Lack of transparency
Affiliate links, sponsorship, and commission, these are the ways many finfluencers earn. This isn’t inherently wrong, however hiding it is. If a specific trading platform, credit card, or investment product is being pushed, without financial incentive being clearly declared then that is an issue. Ethical creators are upfront about how they make money. Unethical ones pretend they’re just being helpful.
High-risk strategies
Be careful about any high-risk strategies that are presented as being beginner friendly. Speculative crypto projects, forex and day trading are sometimes marketed as easy get rich schemes. However, the reality is they carry significant risk and require expertise. If someone claims you can trade from your phone and quite your job, they are peddling fantasy rather than financial literacy.

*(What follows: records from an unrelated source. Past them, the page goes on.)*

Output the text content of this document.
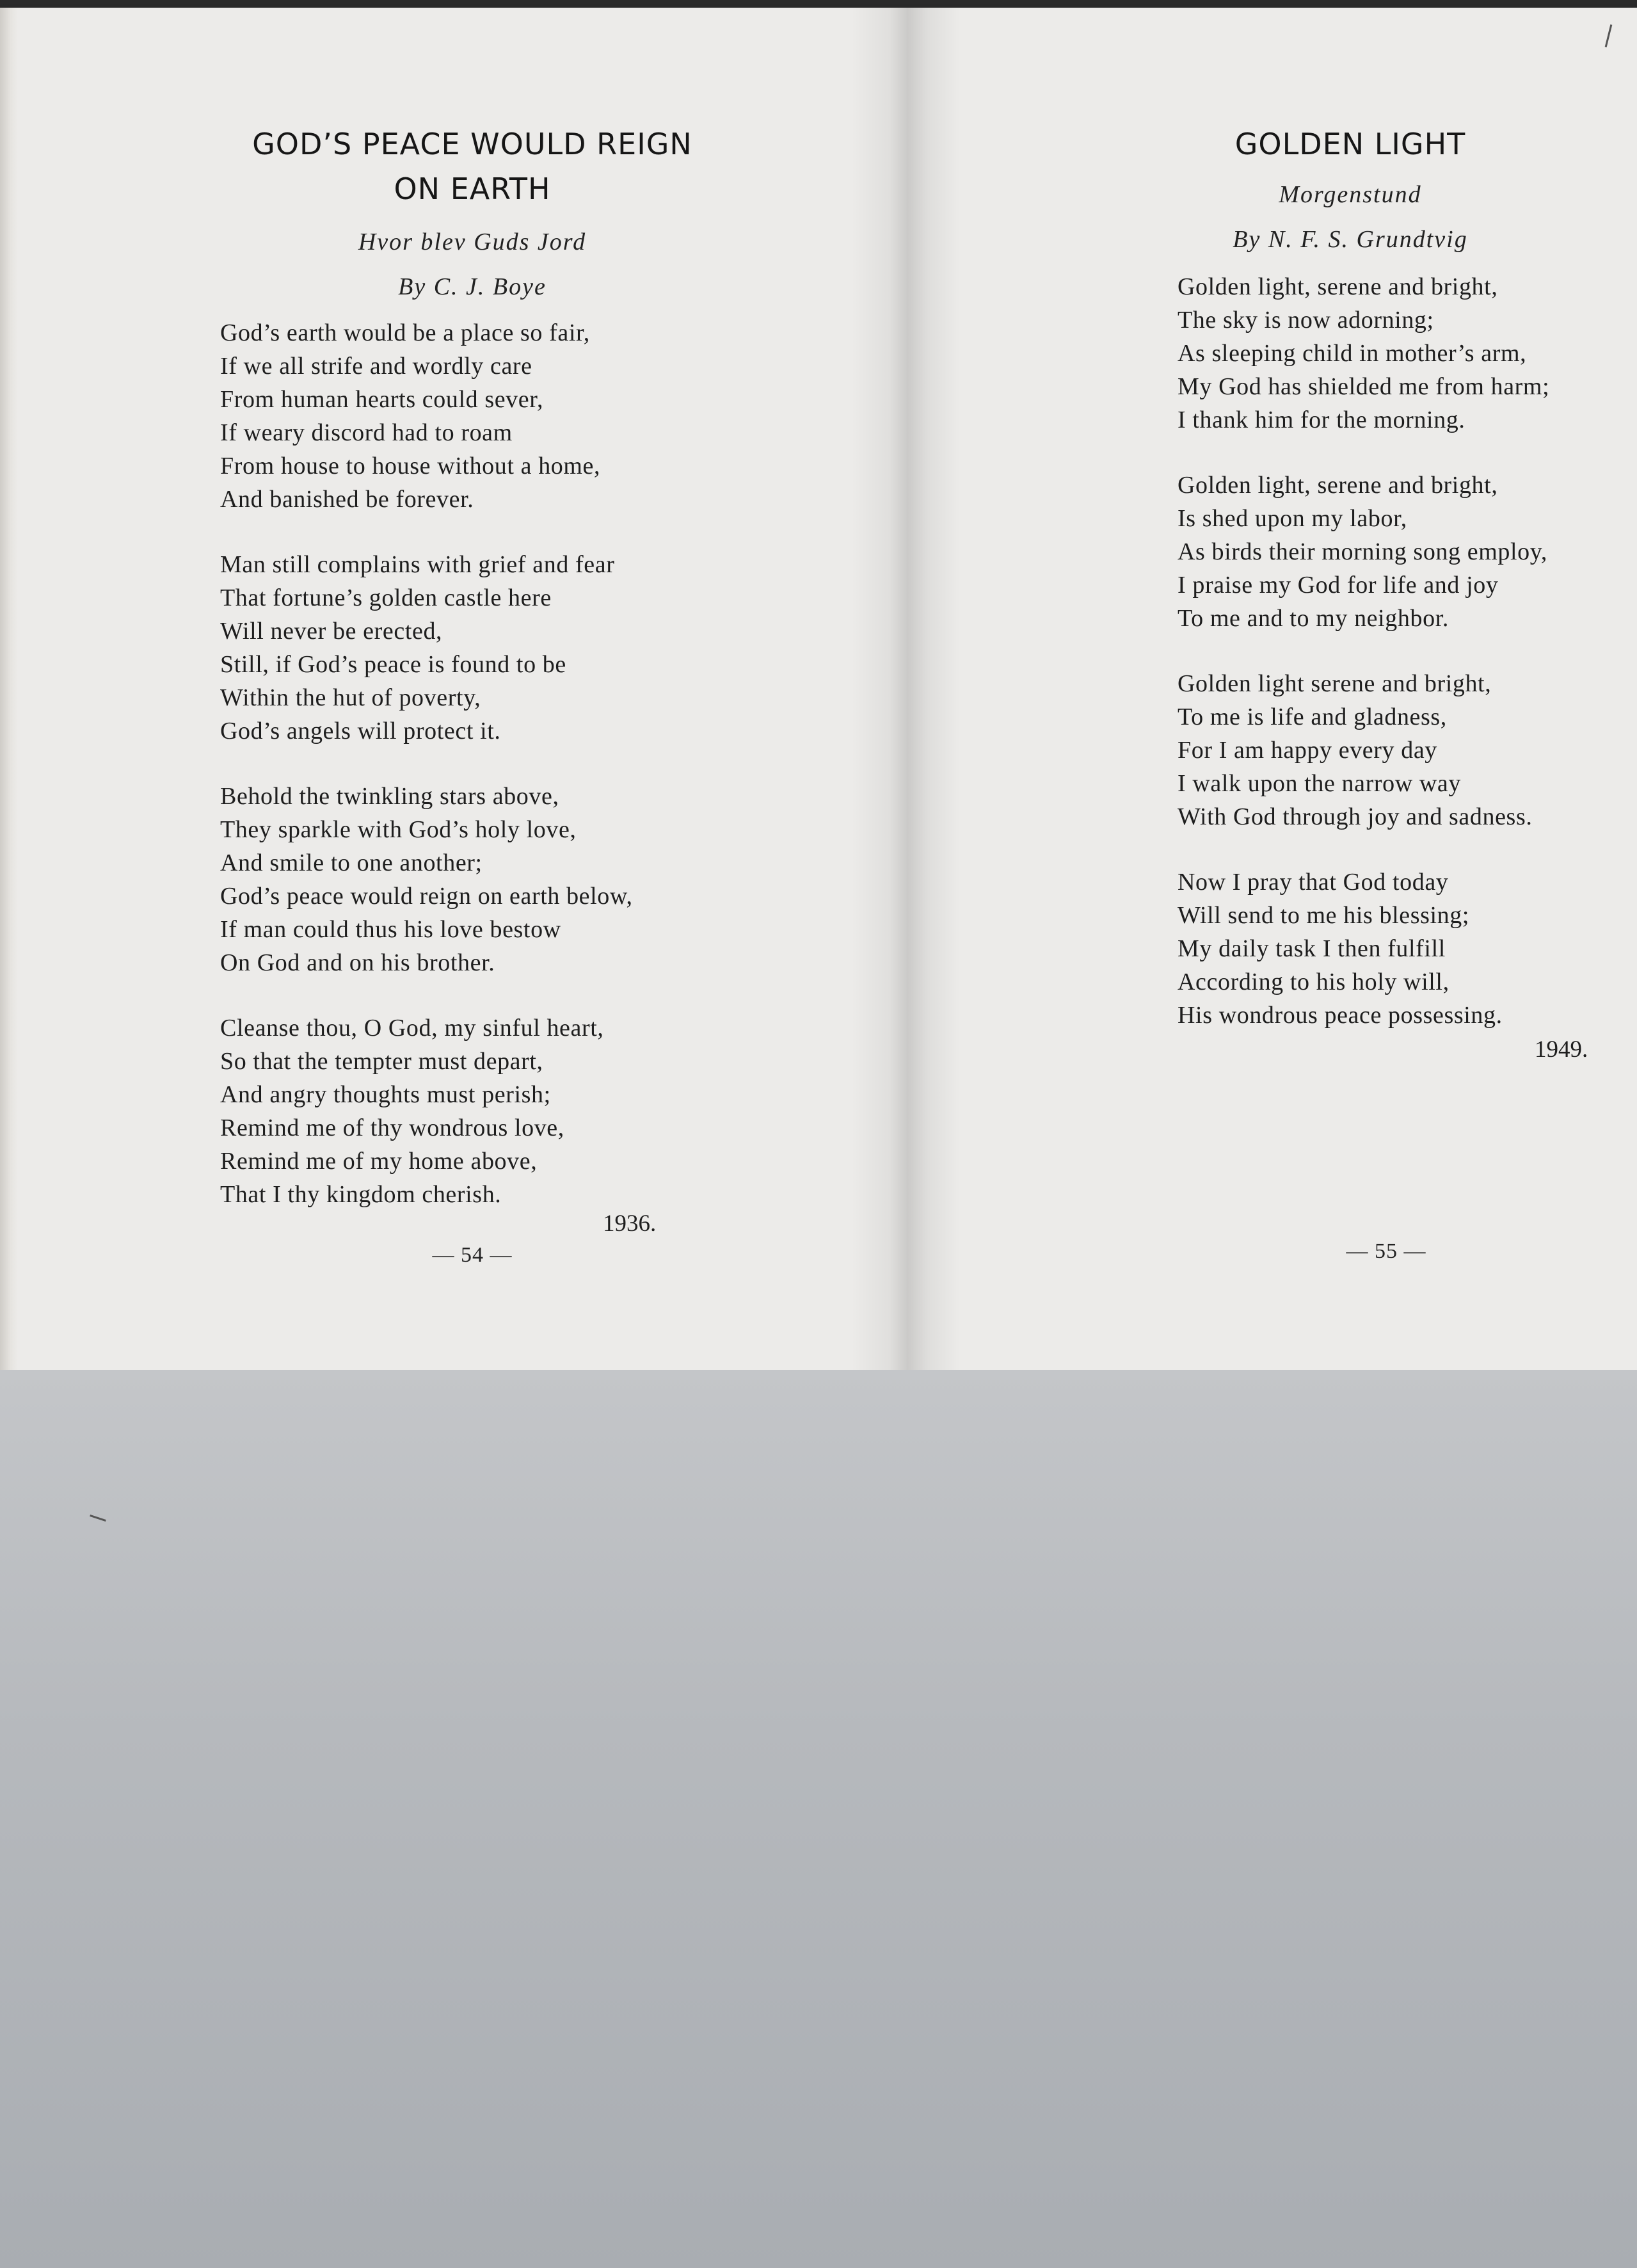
GOD’S PEACE WOULD REIGN
ON EARTH

Hvor blev Guds Jord

By C. J. Boye

God’s earth would be a place so fair,
If we all strife and wordly care
From human hearts could sever,
If weary discord had to roam
From house to house without a home,
And banished be forever.
Man still complains with grief and fear
That fortune’s golden castle here
Will never be erected,
Still, if God’s peace is found to be
Within the hut of poverty,
God’s angels will protect it.
Behold the twinkling stars above,
They sparkle with God’s holy love,
And smile to one another;
God’s peace would reign on earth below,
If man could thus his love bestow
On God and on his brother.
Cleanse thou, O God, my sinful heart,
So that the tempter must depart,
And angry thoughts must perish;
Remind me of thy wondrous love,
Remind me of my home above,
That I thy kingdom cherish.
1936.
— 54 —
GOLDEN LIGHT

Morgenstund

By N. F. S. Grundtvig

Golden light, serene and bright,
The sky is now adorning;
As sleeping child in mother’s arm,
My God has shielded me from harm;
I thank him for the morning.
Golden light, serene and bright,
Is shed upon my labor,
As birds their morning song employ,
I praise my God for life and joy
To me and to my neighbor.
Golden light serene and bright,
To me is life and gladness,
For I am happy every day
I walk upon the narrow way
With God through joy and sadness.
Now I pray that God today
Will send to me his blessing;
My daily task I then fulfill
According to his holy will,
His wondrous peace possessing.
1949.
— 55 —
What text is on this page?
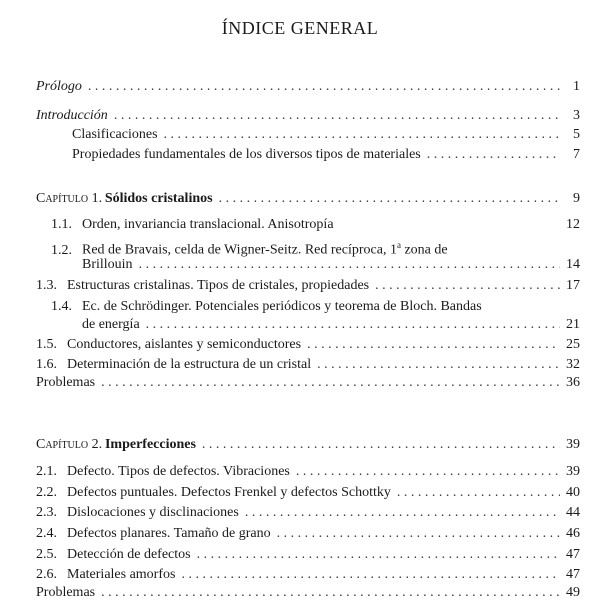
ÍNDICE GENERAL
Prólogo . . .	1
Introducción . . .	3
Clasificaciones . . .	5
Propiedades fundamentales de los diversos tipos de materiales . . .	7
Capítulo 1. Sólidos cristalinos . . .	9
1.1. Orden, invariancia translacional. Anisotropía	12
1.2. Red de Bravais, celda de Wigner-Seitz. Red recíproca, 1$^a$ zona de
Brillouin . . .	14
1.3. Estructuras cristalinas. Tipos de cristales, propiedades . . .	17
1.4. Ec. de Schrödinger. Potenciales periódicos y teorema de Bloch. Bandas
de energía . . .	21
1.5. Conductores, aislantes y semiconductores . . .	25
1.6. Determinación de la estructura de un cristal . . .	32
Problemas . . .	36
Capítulo 2. Imperfecciones . . .	39
2.1. Defecto. Tipos de defectos. Vibraciones . . .	39
2.2. Defectos puntuales. Defectos Frenkel y defectos Schottky . . .	40
2.3. Dislocaciones y disclinaciones . . .	44
2.4. Defectos planares. Tamaño de grano . . .	46
2.5. Detección de defectos . . .	47
2.6. Materiales amorfos . . .	47
Problemas . . .	49
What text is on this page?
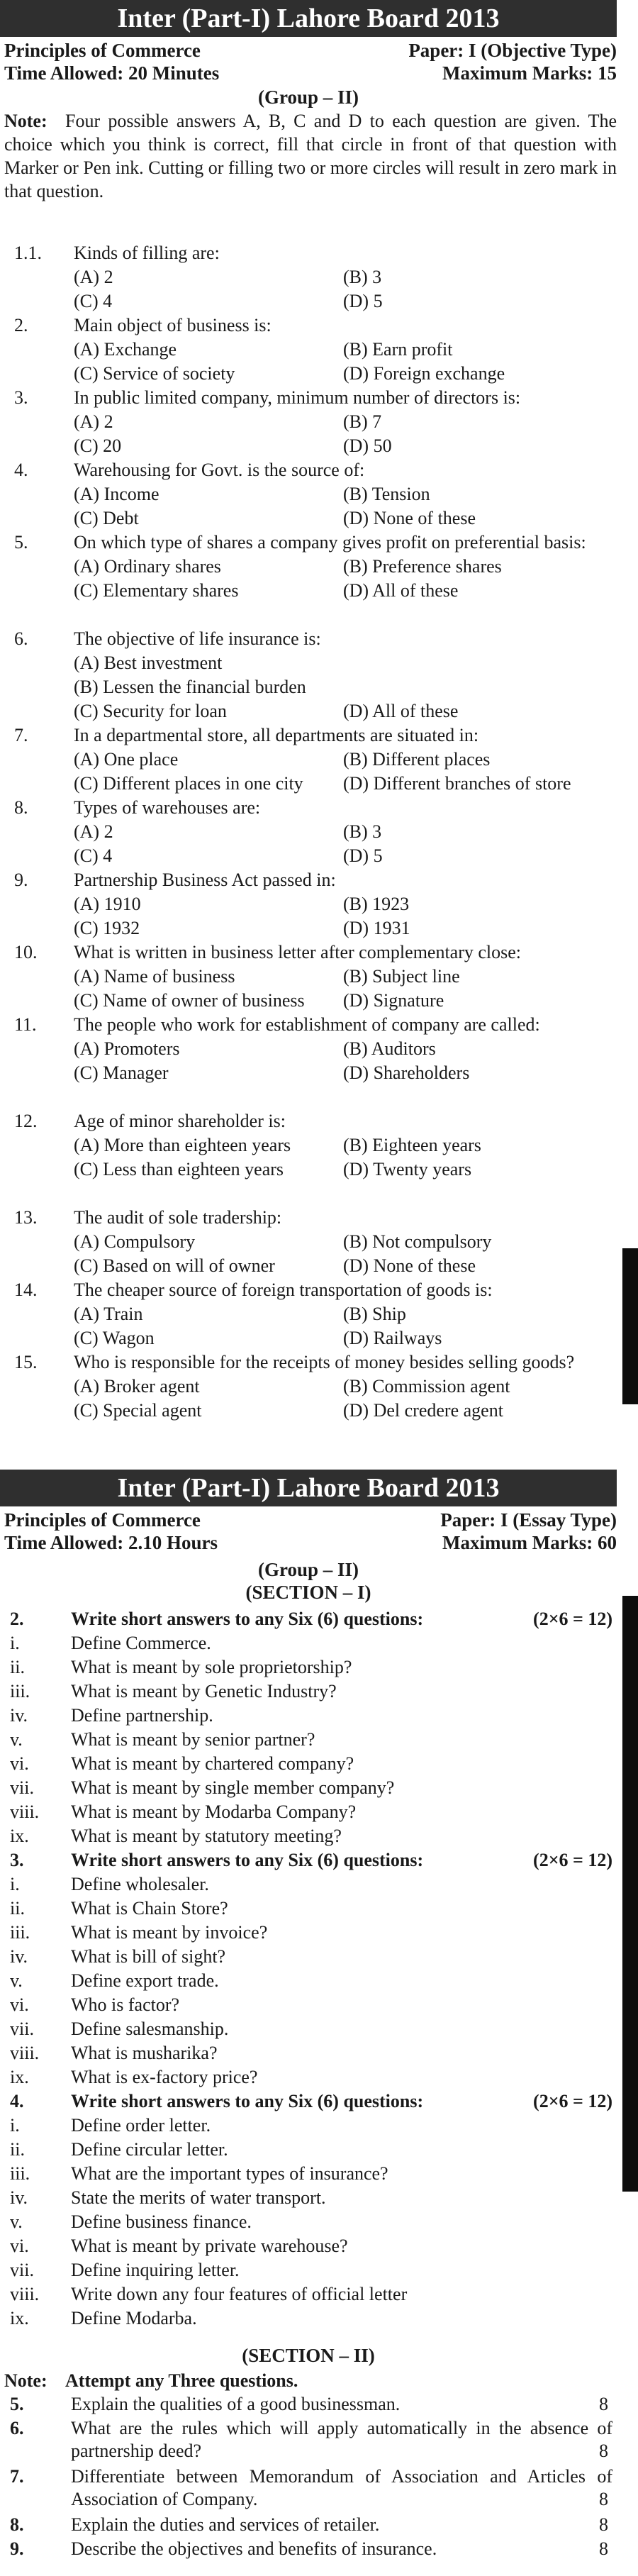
Inter (Part-I) Lahore Board 2013
Principles of Commerce	Paper: I (Objective Type)
Time Allowed: 20 Minutes	Maximum Marks: 15
(Group – II)
Note: Four possible answers A, B, C and D to each question are given. The choice which you think is correct, fill that circle in front of that question with Marker or Pen ink. Cutting or filling two or more circles will result in zero mark in that question.
1.1. Kinds of filling are:
(A) 2	(B) 3
(C) 4	(D) 5
2. Main object of business is:
(A) Exchange	(B) Earn profit
(C) Service of society	(D) Foreign exchange
3. In public limited company, minimum number of directors is:
(A) 2	(B) 7
(C) 20	(D) 50
4. Warehousing for Govt. is the source of:
(A) Income	(B) Tension
(C) Debt	(D) None of these
5. On which type of shares a company gives profit on preferential basis:
(A) Ordinary shares	(B) Preference shares
(C) Elementary shares	(D) All of these
6. The objective of life insurance is:
(A) Best investment
(B) Lessen the financial burden
(C) Security for loan	(D) All of these
7. In a departmental store, all departments are situated in:
(A) One place	(B) Different places
(C) Different places in one city	(D) Different branches of store
8. Types of warehouses are:
(A) 2	(B) 3
(C) 4	(D) 5
9. Partnership Business Act passed in:
(A) 1910	(B) 1923
(C) 1932	(D) 1931
10. What is written in business letter after complementary close:
(A) Name of business	(B) Subject line
(C) Name of owner of business	(D) Signature
11. The people who work for establishment of company are called:
(A) Promoters	(B) Auditors
(C) Manager	(D) Shareholders
12. Age of minor shareholder is:
(A) More than eighteen years	(B) Eighteen years
(C) Less than eighteen years	(D) Twenty years
13. The audit of sole tradership:
(A) Compulsory	(B) Not compulsory
(C) Based on will of owner	(D) None of these
14. The cheaper source of foreign transportation of goods is:
(A) Train	(B) Ship
(C) Wagon	(D) Railways
15. Who is responsible for the receipts of money besides selling goods?
(A) Broker agent	(B) Commission agent
(C) Special agent	(D) Del credere agent
Inter (Part-I) Lahore Board 2013
Principles of Commerce	Paper: I (Essay Type)
Time Allowed: 2.10 Hours	Maximum Marks: 60
(Group – II)
(SECTION – I)
2.	Write short answers to any Six (6) questions:	(2×6 = 12)
i.	Define Commerce.
ii.	What is meant by sole proprietorship?
iii. What is meant by Genetic Industry?
iv. Define partnership.
v.	What is meant by senior partner?
vi. What is meant by chartered company?
vii. What is meant by single member company?
viii. What is meant by Modarba Company?
ix. What is meant by statutory meeting?
3.	Write short answers to any Six (6) questions:	(2×6 = 12)
i.	Define wholesaler.
ii.	What is Chain Store?
iii. What is meant by invoice?
iv. What is bill of sight?
v.	Define export trade.
vi. Who is factor?
vii. Define salesmanship.
viii. What is musharika?
ix. What is ex-factory price?
4.	Write short answers to any Six (6) questions:	(2×6 = 12)
i.	Define order letter.
ii.	Define circular letter.
iii. What are the important types of insurance?
iv. State the merits of water transport.
v.	Define business finance.
vi. What is meant by private warehouse?
vii. Define inquiring letter.
viii. Write down any four features of official letter
ix. Define Modarba.
(SECTION – II)
Note: Attempt any Three questions.
5.	Explain the qualities of a good businessman.	8
6.	What are the rules which will apply automatically in the absence of partnership deed?	8
7.	Differentiate between Memorandum of Association and Articles of Association of Company.	8
8.	Explain the duties and services of retailer.	8
9.	Describe the objectives and benefits of insurance.	8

Offering lifestyle as proof
This is another common tactic, flashy cars, luxury holidays and designer clothes are all things that are used to imply that the financial strategies of a creator work. However, this is not proof, a number of influences rent or borrow props or money to appear successful. When aesthetics are used over data it is a clear sign, they are not selling insight but rather an image.
Lack of credentials
A far more subtle red flag is lack of credentials or lived expertise. It isn’t necessary to have a finance related degree to offer helpful money tips. However, you should have experience and research or at the very least a track record of accuracy. It a creator is unable to explain where their knowledge stems from then it is best to avoid.
Trust your instincts and avoid advice that triggers urgency which is a classic pressure tactic. Good financial advice will always be measured, calm and consider long-term thinking.